In agreement with some studies in China9,24, we found that being male was positively associated with dyslipidemia, mainly due to a higher high TG and a higher low HDL-C in men than in women. Although some research9 showed a positive association between CVD and dyslipidemia, we did not find this association, but we found a positive association between CVD and awareness of dyslipidemia. It is possible that those with CVD have been more likely diagnosed, treated and controlled their dyslipidemia. Furthermore, we found regional differences in the prevalence and awareness of dyslipidemia, such that the prevalence of dyslipidemia was the highest in the regions of Sylhet (85.7%) and Mymensingh 84.6%, and the lowest in Rangpur (74.4%), while the prevalence of awareness was the highest in Barisal (5.0%) and Dhaka Rural (4.9%), and the lowest in Rangpur (1.0%) and Mymensingh (1.1%). The role of geographical or regional determinants of dyslipidemia and awareness is important in designing effective intervention strategies25.

The prevalence of awareness of dyslipidemia (2.6%), treatment (36.7%), and control (100%) were in terms of awareness and treatment lower than in a 35-country study in low- and middle-income countries (31/36% and 29/33%, respectively) but higher in terms of control (7/19%)26. Awareness was also much lower than in China (31.0%) but treatment was higher than in China (19.5%) and control was higher than in China (8.9%)9. In particular, the low awareness of dyslipidemia emphasizes the need for opportunistic screening in Bangladesh. Consistent with previous results18,25,26, older age, higher education level, obesity, hypertension, diabetes, and CVD were associated with increased awareness of dyslipidemia in this study. The association between higher education and higher awareness of dyslipidemia may be explained by higher health literacy and healthcare utilization in educated Bangladeshis25. The association between general obesity and awareness of dyslipidemia may be attributed to lipids being part of weight management.

Strengths and limitations

The strengths of the study include the national prevalence of dyslipidemia of a large sample and the use of standardized STEPS methods. Due to the cross-sectional design, we cannot draw causal conclusions. The Bangladesh STEPS survey 2018 did not include more details on dietary behavior and the family history of hyperlipidemia, which should be part of future studies. The behavioral variables evaluated were assessed by self-report, which may have led to biased responses.

Policy implications

The study has important policy implications for Bangladeshi policy makers in designing appropriate health programs to control dyslipidemia.
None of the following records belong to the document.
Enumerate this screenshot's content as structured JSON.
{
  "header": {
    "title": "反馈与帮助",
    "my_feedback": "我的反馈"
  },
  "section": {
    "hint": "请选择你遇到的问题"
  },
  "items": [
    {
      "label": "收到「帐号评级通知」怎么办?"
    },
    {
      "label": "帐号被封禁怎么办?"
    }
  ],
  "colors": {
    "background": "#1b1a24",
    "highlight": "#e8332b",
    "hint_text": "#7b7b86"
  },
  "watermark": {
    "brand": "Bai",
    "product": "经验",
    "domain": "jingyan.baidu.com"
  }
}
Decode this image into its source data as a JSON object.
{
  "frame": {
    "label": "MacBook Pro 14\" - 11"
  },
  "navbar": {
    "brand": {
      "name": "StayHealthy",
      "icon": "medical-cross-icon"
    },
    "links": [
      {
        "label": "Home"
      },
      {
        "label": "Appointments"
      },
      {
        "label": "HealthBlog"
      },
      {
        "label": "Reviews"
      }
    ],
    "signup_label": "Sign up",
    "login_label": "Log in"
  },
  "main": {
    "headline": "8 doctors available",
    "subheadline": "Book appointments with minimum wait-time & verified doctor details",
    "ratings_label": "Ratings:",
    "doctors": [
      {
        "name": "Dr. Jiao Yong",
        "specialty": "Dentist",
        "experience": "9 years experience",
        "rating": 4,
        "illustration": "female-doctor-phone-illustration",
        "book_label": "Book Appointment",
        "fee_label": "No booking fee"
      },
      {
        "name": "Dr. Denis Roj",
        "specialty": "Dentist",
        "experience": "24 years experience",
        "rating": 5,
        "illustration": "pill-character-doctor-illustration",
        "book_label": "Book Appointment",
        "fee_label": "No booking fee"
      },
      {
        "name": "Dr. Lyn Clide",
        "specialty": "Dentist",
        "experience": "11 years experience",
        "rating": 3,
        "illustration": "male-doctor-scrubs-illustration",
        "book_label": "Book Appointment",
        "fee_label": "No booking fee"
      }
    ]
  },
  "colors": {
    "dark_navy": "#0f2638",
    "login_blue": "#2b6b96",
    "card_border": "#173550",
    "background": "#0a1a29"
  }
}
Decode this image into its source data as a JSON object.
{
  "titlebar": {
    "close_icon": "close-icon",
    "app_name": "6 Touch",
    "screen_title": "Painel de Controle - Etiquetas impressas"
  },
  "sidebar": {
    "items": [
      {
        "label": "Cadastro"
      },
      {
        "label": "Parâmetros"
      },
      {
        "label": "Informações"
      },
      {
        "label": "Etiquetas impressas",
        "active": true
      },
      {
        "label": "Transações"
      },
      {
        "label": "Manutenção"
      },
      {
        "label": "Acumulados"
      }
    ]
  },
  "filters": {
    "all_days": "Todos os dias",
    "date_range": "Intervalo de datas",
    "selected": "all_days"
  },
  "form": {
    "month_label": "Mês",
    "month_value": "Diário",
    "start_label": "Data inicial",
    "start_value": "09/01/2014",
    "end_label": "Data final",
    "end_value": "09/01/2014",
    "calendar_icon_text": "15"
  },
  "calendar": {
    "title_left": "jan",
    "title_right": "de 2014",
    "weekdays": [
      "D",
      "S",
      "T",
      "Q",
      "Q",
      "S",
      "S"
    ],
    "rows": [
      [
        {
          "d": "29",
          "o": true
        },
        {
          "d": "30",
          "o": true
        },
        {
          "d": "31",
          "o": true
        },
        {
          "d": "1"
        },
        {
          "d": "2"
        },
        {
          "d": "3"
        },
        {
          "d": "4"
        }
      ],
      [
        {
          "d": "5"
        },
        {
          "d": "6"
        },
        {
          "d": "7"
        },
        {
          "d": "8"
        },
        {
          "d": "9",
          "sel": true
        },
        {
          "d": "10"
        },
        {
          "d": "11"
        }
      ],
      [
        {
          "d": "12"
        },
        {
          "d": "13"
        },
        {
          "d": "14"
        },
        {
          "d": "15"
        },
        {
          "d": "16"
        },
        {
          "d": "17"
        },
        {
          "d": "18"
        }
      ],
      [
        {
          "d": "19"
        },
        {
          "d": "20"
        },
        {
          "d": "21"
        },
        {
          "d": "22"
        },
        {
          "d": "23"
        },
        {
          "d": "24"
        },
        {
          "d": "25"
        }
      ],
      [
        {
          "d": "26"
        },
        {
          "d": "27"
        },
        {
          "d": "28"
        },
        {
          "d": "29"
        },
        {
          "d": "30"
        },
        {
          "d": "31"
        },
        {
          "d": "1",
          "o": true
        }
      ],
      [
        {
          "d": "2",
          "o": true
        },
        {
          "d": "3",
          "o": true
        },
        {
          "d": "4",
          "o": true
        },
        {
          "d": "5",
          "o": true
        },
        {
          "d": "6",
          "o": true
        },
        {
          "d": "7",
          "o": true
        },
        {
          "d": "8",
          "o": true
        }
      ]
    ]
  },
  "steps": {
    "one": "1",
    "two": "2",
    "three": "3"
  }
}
The high prevalence of dyslipidemia with the associated risk factors seen in this study should provide good incentives for steps by health planners to control dyslipidemia. As a result of the very low awareness and treatment of dyslipidemia, the creation of community awareness programs and greater use of lipid-lowering drugs are indicated. Furthermore, since physical inactivity increased the risk of dyslipidemia, strategies to improve the adoption and adherence to exercise programs should be promoted and emphasized to improve health.

CONCLUSIONS

Four in five adults in Bangladesh had dyslipidemia. Several risk factors, including male sex, chronic conditions (hypertension and diabetes), physical inactivity, and current tobacco use were identified for dyslipidemia. The high prevalence and low awareness of dyslipidemia in Bangladesh warrants enhanced public health interventions, including the promotion of dyslipidemia screening using a multifaceted approach with special attention to controlling identified risk factors.